Entre as medidas a serem tomadas para melhor atender homossexuais nos “hemocentros” estariam o desenvolvimento de pesquisas para aprimorar a detecção, treinamento dos funcionários a fim de evitar o constrangimento, entre outros. Em 2006, uma liminar dada no Piauí proibiu por alguns dias a prática de perguntar sobre a orientação sexual do candidato a doador. O MS derrubou a liminar e tudo voltou a ser como era, inclusive em promessas, que foram as mesmas dadas nesta nova resposta. A verdade é que o MS não confia nos exames que aplica ao sangue doado, por motivos de custos, os testes não são os mais modernos, pois sabe-se que o PCR, exame que busca o DNA do HIV, pode detectar o vírus após poucas horas da infecção.


Fora a questão da confiabilidade dos testes feitos, temos ainda a questão dos bancos de sangue serem, em sua maioria, privados. Estas empresas vendem hemoderivados ao Ministério da Saúde, e, obviamente, pressionam para que a legislação não seja alterada. O MS não cobra a qualidade do material comprado, ou seja, a aplicação do melhor exame de sangue disponível no mercado para controle de qualidade, uma obrigação do fornecedor. Ao invés disso, prefere assumir a mea culpa e excluir os homossexuais do banco de doadores, como método eficiente de garantir a qualidade do produto que compra e fornece. Antes de ser uma briga de Direitos Humanos ou científica, é uma briga política. Até os anos 80, doar sangue no Brasil era remunerado em muitos lugares, agora, passou a ser uma obrigação de civismo, além de obrigação para os recrutas do Exército. Mas uma bolsa de produtos oriundos do sangue doado vale até U$40 e o Brasil ainda importa alguns hemoderivados e insiste em rejeitar a doação de homossexuais no país.

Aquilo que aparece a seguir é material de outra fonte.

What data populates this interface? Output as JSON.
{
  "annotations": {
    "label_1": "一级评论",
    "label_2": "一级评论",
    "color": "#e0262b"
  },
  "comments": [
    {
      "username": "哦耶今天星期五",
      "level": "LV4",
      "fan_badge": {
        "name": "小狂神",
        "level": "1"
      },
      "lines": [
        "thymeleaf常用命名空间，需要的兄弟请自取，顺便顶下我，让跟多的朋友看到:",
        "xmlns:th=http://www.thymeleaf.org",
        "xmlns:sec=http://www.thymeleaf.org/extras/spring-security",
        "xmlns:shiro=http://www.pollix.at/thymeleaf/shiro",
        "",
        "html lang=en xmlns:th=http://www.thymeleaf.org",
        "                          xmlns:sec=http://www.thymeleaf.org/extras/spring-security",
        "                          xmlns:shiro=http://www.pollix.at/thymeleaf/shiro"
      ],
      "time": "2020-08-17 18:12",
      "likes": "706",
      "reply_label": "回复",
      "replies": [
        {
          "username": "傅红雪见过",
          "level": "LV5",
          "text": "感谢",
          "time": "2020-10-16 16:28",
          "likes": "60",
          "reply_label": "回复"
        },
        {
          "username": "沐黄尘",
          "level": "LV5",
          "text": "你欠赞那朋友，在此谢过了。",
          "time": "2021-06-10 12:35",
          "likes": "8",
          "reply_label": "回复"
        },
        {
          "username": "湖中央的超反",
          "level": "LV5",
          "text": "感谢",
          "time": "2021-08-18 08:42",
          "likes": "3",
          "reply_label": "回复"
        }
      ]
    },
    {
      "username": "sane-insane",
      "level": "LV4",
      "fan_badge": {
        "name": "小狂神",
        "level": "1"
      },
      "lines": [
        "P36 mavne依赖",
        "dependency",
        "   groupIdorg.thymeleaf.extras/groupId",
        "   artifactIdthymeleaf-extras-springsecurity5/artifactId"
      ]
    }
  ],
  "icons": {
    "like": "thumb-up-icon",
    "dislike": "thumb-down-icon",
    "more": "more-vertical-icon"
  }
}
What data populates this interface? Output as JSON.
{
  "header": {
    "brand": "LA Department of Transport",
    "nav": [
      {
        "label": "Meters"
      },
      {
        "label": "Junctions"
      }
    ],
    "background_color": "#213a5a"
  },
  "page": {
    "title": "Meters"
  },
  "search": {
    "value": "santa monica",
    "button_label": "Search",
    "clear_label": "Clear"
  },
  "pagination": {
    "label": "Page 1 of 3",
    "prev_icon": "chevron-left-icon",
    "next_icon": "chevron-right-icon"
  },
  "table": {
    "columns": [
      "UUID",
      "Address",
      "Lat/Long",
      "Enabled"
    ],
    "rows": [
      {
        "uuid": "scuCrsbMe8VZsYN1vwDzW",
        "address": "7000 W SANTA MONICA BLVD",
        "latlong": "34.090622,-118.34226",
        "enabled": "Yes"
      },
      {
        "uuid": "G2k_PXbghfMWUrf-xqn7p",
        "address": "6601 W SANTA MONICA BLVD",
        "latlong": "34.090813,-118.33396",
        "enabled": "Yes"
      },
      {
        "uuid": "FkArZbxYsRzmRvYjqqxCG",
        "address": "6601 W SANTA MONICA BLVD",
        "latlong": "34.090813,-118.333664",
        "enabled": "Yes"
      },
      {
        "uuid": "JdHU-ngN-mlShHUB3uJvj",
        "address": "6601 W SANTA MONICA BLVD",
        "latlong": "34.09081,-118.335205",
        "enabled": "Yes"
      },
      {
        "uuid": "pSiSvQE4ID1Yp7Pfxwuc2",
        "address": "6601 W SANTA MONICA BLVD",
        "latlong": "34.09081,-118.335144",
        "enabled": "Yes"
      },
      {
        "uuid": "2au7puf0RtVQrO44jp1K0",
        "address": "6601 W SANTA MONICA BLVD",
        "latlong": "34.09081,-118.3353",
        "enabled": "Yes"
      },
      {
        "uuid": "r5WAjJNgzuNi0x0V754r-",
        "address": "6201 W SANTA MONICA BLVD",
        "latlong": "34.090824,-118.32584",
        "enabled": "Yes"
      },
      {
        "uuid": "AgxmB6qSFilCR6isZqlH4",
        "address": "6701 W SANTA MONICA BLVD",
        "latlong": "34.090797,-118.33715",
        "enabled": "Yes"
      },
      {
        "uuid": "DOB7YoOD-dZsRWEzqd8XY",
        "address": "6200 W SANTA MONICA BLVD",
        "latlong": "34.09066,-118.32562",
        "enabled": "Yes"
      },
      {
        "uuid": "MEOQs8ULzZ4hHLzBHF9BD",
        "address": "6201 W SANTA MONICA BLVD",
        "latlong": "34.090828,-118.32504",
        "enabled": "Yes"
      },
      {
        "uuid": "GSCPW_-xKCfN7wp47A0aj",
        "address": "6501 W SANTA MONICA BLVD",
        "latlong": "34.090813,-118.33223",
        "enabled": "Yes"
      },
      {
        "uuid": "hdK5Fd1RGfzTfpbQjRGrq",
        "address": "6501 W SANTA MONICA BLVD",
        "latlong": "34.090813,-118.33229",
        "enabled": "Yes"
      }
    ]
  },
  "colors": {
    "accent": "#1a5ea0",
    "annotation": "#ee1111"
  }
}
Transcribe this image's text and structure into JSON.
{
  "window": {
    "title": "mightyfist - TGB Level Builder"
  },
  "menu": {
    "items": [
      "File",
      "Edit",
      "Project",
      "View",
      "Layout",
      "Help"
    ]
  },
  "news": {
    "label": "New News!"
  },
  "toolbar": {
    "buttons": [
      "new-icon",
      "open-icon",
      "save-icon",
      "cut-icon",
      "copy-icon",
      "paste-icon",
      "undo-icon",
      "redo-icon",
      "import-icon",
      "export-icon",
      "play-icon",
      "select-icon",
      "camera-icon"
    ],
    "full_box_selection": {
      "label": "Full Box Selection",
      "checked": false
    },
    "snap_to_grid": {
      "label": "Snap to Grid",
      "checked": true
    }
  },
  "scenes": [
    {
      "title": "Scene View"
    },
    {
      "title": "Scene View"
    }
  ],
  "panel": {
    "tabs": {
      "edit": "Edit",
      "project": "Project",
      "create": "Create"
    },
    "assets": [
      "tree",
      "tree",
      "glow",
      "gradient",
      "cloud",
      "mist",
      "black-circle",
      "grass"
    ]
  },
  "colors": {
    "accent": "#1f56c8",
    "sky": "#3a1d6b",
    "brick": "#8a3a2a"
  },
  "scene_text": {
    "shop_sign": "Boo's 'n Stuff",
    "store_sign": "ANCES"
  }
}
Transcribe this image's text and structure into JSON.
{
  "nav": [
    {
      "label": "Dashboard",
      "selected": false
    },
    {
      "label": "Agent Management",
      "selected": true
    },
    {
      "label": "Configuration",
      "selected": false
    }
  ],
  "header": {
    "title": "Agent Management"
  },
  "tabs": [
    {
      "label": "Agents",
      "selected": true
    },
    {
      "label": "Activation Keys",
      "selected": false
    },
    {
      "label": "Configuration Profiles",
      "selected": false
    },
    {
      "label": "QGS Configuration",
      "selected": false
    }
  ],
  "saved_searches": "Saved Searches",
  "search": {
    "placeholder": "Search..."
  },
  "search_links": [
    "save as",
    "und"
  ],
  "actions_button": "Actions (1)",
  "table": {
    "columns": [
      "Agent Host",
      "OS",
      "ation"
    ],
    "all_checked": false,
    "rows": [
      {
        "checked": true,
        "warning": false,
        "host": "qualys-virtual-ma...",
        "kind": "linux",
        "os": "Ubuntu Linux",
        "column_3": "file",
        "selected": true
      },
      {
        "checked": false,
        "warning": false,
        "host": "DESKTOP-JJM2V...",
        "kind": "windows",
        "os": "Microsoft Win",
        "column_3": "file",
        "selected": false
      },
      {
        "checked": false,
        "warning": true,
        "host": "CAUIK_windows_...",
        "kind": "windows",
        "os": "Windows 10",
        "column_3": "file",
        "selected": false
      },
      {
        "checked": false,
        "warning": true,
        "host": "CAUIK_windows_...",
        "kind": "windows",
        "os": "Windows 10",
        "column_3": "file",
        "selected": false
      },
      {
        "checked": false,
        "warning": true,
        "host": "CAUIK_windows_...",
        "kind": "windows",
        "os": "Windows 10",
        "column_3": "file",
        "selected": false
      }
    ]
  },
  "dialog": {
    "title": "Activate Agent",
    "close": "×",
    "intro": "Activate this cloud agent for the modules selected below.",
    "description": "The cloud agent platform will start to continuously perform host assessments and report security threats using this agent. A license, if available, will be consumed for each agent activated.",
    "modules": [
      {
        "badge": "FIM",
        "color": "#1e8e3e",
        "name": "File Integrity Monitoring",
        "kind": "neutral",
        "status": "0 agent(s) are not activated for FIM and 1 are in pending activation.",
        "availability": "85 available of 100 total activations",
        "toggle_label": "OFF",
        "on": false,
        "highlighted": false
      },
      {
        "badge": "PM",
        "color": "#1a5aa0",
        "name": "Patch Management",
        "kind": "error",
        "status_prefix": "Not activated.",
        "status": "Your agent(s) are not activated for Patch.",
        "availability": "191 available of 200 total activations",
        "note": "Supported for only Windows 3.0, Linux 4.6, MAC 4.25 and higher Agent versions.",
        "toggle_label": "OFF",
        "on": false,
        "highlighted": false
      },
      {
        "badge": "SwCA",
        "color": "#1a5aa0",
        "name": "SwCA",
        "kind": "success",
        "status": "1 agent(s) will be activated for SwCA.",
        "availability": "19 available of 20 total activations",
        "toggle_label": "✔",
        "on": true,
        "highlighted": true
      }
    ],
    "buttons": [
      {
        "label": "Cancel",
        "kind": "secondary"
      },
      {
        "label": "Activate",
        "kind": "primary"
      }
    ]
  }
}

Por isso, quando recebo um pedido desesperado para doação de sangue, retribuo dizendo que, infelizmente, não posso ajudar, já que em nosso país homossexuais não podem doar sangue. Ainda tranqüilizo a pessoa dizendo que não há necessidade de procurar por doadores pois o sangue recebido foi pago com nossos impostos, para o tal local onde mandam recolher mais sangue, que não passa, muitas vezes, de uma empresa vampira ou sanguessuga. Esta é a minha parte cívica, pelo menos a que me permitem exercer, ainda.

A solução parece ser clara, mas traria custos altos: exigir um teste mais confiável no lugar de discriminar uma população ou pessoas de bem que buscam realizar o ato altruísta de doar seu próprio sangue. Infelizmente, as campanhas de uso do preservativo perdem sentido, já que o velho preconceito faz com que gays se sintam promíscuos ou “meio cidadãos”, atacando diretamente a auto-estima desta população, que ouve do próprio Ministério este conto para boi dormir, de que não ter comportamento de risco é o que interessa, a camisinha salva, entre outros. No fim, gay é tudo igual. Fica valendo a tal hipocrisia que o Presidente Lula vem falando nos últimos meses. Gay doa sangue sem dizer que é gay, o Ministério paga fortunas por sangue doado e não exige uma triagem confiável e a Constituição permanece no seu pedestal com o seu maravilhoso e hermético Quinto Artigo: “Todos são iguais perante a lei”.